Книга: Птичий рынок
Назад: Майя Кучерская. Котя Мотя
Дальше: Елена Колина. Назову тебя Негодяем

Марина Попова

Брильянтовый Педро

 

Была в нем злоба и свобода,

Был клюв его как пламя ал,

И за мои четыре года

Меня он остро презирал.

 

Н. Гумилев




В надежном месте спрятана у меня маленькая шкатулка для драгоценностей с подбитым бархатом дном. В прорезь ткани вставлено одно-единственное кольцо, отраженное многократно в зеркальных стенках. В окружении мелких брильянтов высится бирюзовый камень. Это кольцо связывает нынешнее мое присутствие на берегах реки Святого Лаврентия с Быковкой – невзрачным притоком Москва-реки.

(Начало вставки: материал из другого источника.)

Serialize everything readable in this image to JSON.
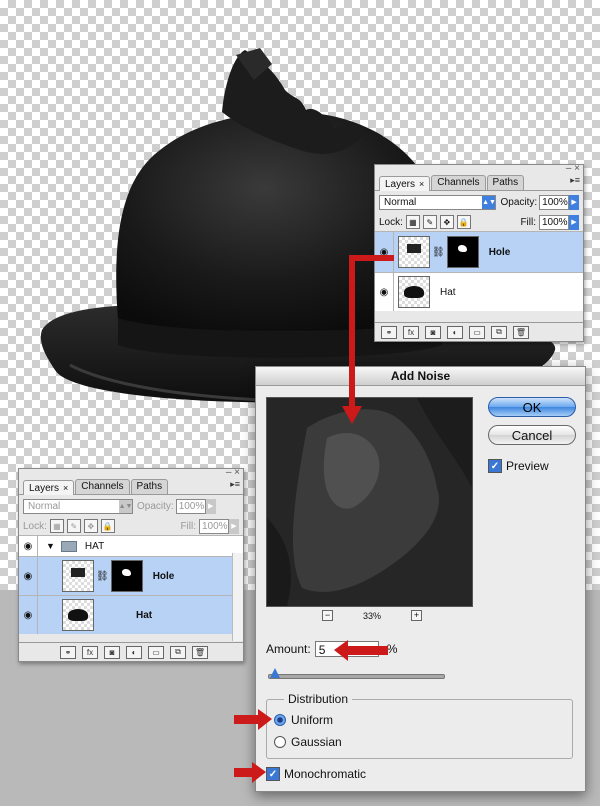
{
  "colors": {
    "selection": "#b7d2f5",
    "accent_blue": "#3f7fe0",
    "annotation_red": "#cc1a1a"
  },
  "layers_top": {
    "tabs": [
      {
        "label": "Layers",
        "close": "×"
      },
      {
        "label": "Channels"
      },
      {
        "label": "Paths"
      }
    ],
    "menu_icon": "▸≡",
    "blend_mode": "Normal",
    "opacity_label": "Opacity:",
    "opacity_value": "100%",
    "lock_label": "Lock:",
    "fill_label": "Fill:",
    "fill_value": "100%",
    "layers": [
      {
        "name": "Hole",
        "selected": true
      },
      {
        "name": "Hat",
        "selected": false
      }
    ],
    "eye_icon": "eye-icon"
  },
  "layers_bottom": {
    "tabs": [
      {
        "label": "Layers",
        "close": "×"
      },
      {
        "label": "Channels"
      },
      {
        "label": "Paths"
      }
    ],
    "blend_mode": "Normal",
    "opacity_label": "Opacity:",
    "opacity_value": "100%",
    "lock_label": "Lock:",
    "fill_label": "Fill:",
    "fill_value": "100%",
    "group": {
      "name": "HAT"
    },
    "layers": [
      {
        "name": "Hole",
        "selected": true
      },
      {
        "name": "Hat",
        "selected": true
      }
    ]
  },
  "dialog": {
    "title": "Add Noise",
    "ok_label": "OK",
    "cancel_label": "Cancel",
    "preview_label": "Preview",
    "preview_checked": true,
    "zoom_value": "33%",
    "zoom_minus": "−",
    "zoom_plus": "+",
    "amount_label": "Amount:",
    "amount_value": "5",
    "amount_unit": "%",
    "distribution_label": "Distribution",
    "uniform_label": "Uniform",
    "gaussian_label": "Gaussian",
    "distribution_selected": "Uniform",
    "monochromatic_label": "Monochromatic",
    "monochromatic_checked": true
  }
}
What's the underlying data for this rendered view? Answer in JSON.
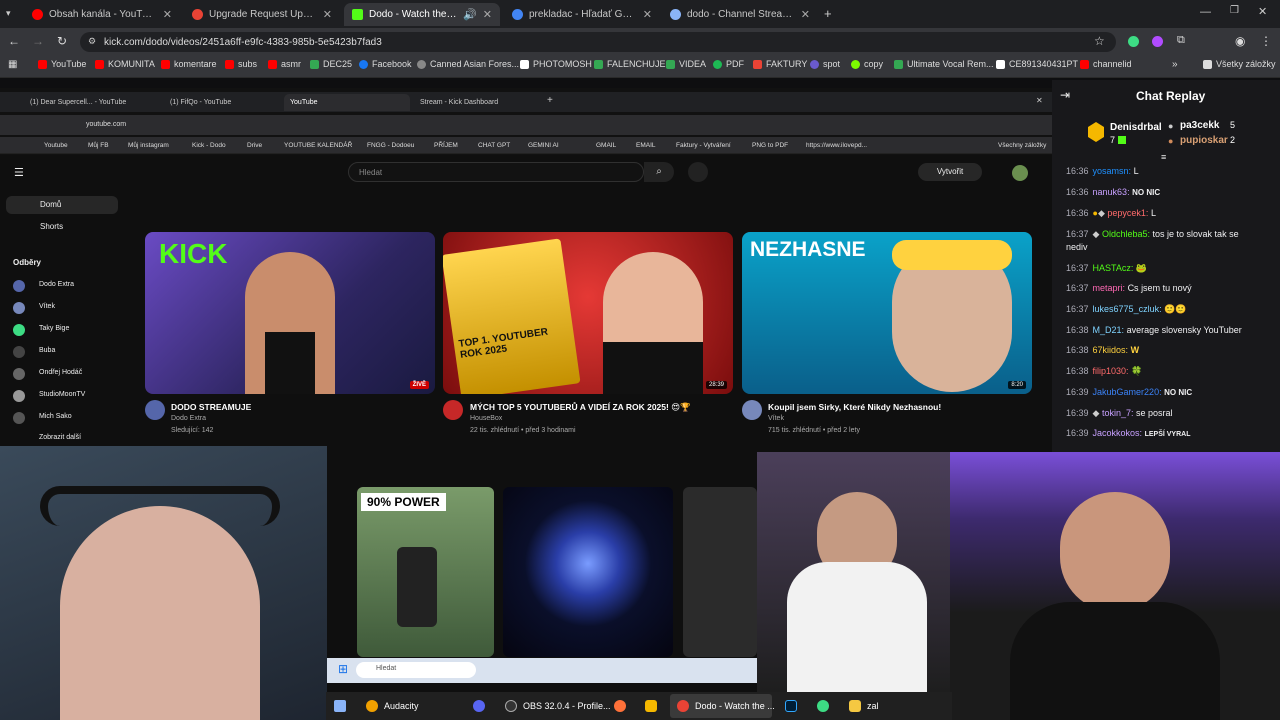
{
  "browser": {
    "tabs": [
      {
        "label": "Obsah kanála - YouTube Studio",
        "color": "#ff0000"
      },
      {
        "label": "Upgrade Request Update - fifq",
        "color": "#ea4335"
      },
      {
        "label": "Dodo - Watch the VOD on",
        "color": "#53fc18"
      },
      {
        "label": "prekladac - Hľadať Googlom",
        "color": "#4285f4"
      },
      {
        "label": "dodo - Channel Streams on Kic",
        "color": "#8ab4f8"
      }
    ],
    "url": "kick.com/dodo/videos/2451a6ff-e9fc-4383-985b-5e5423b7fad3",
    "bookmarks": [
      "YouTube",
      "KOMUNITA",
      "komentare",
      "subs",
      "asmr",
      "DEC25",
      "Facebook",
      "Canned Asian Fores...",
      "PHOTOMOSH",
      "FALENCHUJE",
      "VIDEA",
      "PDF",
      "FAKTURY",
      "spot",
      "copy",
      "Ultimate Vocal Rem...",
      "CE891340431PT",
      "channelid"
    ],
    "all_bookmarks": "Všetky záložky"
  },
  "inner": {
    "tabs": [
      "(1) Dear Supercell... - YouTube",
      "(1) FifQo - YouTube",
      "YouTube",
      "Stream - Kick Dashboard"
    ],
    "url": "youtube.com",
    "bookmarks": [
      "Youtube",
      "Můj FB",
      "Můj instagram",
      "Kick - Dodo",
      "Drive",
      "YOUTUBE KALENDÁŘ",
      "FNGG - Dodoeu",
      "PŘÍJEM",
      "CHAT GPT",
      "GEMINI AI",
      "GMAIL",
      "EMAIL",
      "Faktury - Vytváření",
      "PNG to PDF",
      "https://www.ilovepd..."
    ],
    "all_bookmarks": "Všechny záložky",
    "search_placeholder": "Hledat",
    "create_label": "Vytvořit",
    "sidebar": {
      "home": "Domů",
      "shorts": "Shorts",
      "subs": "Odběry",
      "channels": [
        "Dodo Extra",
        "Vítek",
        "Taky Bige",
        "Buba",
        "Ondřej Hodáč",
        "StudioMoonTV",
        "Mich Sako"
      ],
      "show_all": "Zobrazit další"
    },
    "videos": [
      {
        "title": "DODO STREAMUJE",
        "channel": "Dodo Extra",
        "meta": "Sledující: 142",
        "badge": "ŽIVĚ",
        "thumb_text": "KICK"
      },
      {
        "title": "MÝCH TOP 5 YOUTUBERŮ A VIDEÍ ZA ROK 2025! 😍🏆",
        "channel": "HouseBox",
        "meta": "22 tis. zhlédnutí • před 3 hodinami",
        "badge": "28:39",
        "thumb_text": "TOP 1. YOUTUBER ROK 2025"
      },
      {
        "title": "Koupil jsem Sirky, Které Nikdy Nezhasnou!",
        "channel": "Vítek",
        "meta": "715 tis. zhlédnutí • před 2 lety",
        "badge": "8:20",
        "thumb_text": "NEZHASNE"
      }
    ],
    "shorts_thumb": "90% POWER",
    "win_search": "Hledat"
  },
  "chat": {
    "title": "Chat Replay",
    "leaders": [
      {
        "name": "Denisdrbal",
        "count": "7"
      },
      {
        "name": "pa3cekk",
        "count": "5"
      },
      {
        "name": "pupioskar",
        "count": "2"
      }
    ],
    "messages": [
      {
        "time": "16:36",
        "user": "yosamsn:",
        "text": "L",
        "color": "#1e90ff"
      },
      {
        "time": "16:36",
        "user": "nanuk63:",
        "text": "NO NIC",
        "color": "#c7a0ff"
      },
      {
        "time": "16:36",
        "user": "pepycek1:",
        "text": "L",
        "color": "#ff6b6b"
      },
      {
        "time": "16:37",
        "user": "Oldchleba5:",
        "text": "tos je to slovak tak se",
        "text2": "nediv",
        "color": "#53fc18"
      },
      {
        "time": "16:37",
        "user": "HASTAcz:",
        "text": "🐸",
        "color": "#53fc18"
      },
      {
        "time": "16:37",
        "user": "metapri:",
        "text": "Cs jsem tu nový",
        "color": "#ff69b4"
      },
      {
        "time": "16:37",
        "user": "lukes6775_czluk:",
        "text": "🙂🙂",
        "color": "#7fd3ff"
      },
      {
        "time": "16:38",
        "user": "M_D21:",
        "text": "average slovensky YouTuber",
        "color": "#7fd3ff"
      },
      {
        "time": "16:38",
        "user": "67kiidos:",
        "text": "W",
        "color": "#ffd23f"
      },
      {
        "time": "16:38",
        "user": "filip1030:",
        "text": "🍀",
        "color": "#ff6b6b"
      },
      {
        "time": "16:39",
        "user": "JakubGamer220:",
        "text": "NO NIC",
        "color": "#3b82f6"
      },
      {
        "time": "16:39",
        "user": "tokin_7:",
        "text": "se posral",
        "color": "#c7a0ff"
      },
      {
        "time": "16:39",
        "user": "Jacokkokos:",
        "text": "LEPŠÍ VYRAL",
        "color": "#c7a0ff"
      }
    ]
  },
  "taskbar": {
    "items": [
      "Audacity",
      "OBS 32.0.4 - Profile...",
      "Dodo - Watch the ...",
      "zal"
    ]
  }
}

У супружеской пары скульптора Сергея Николаевича Попова и его жены Нины Александровны своих детей не было, а воспитывали они троих племянников – детей врагов народа, среди которых была и моя будущая мама. По их желанию племянники обращались к ним просто по имени или называли “тетка”, “дядька”, что перешло к следующим поколениям. Жили они в самом центре на улице Горького недалеко от метро “Маяковская”.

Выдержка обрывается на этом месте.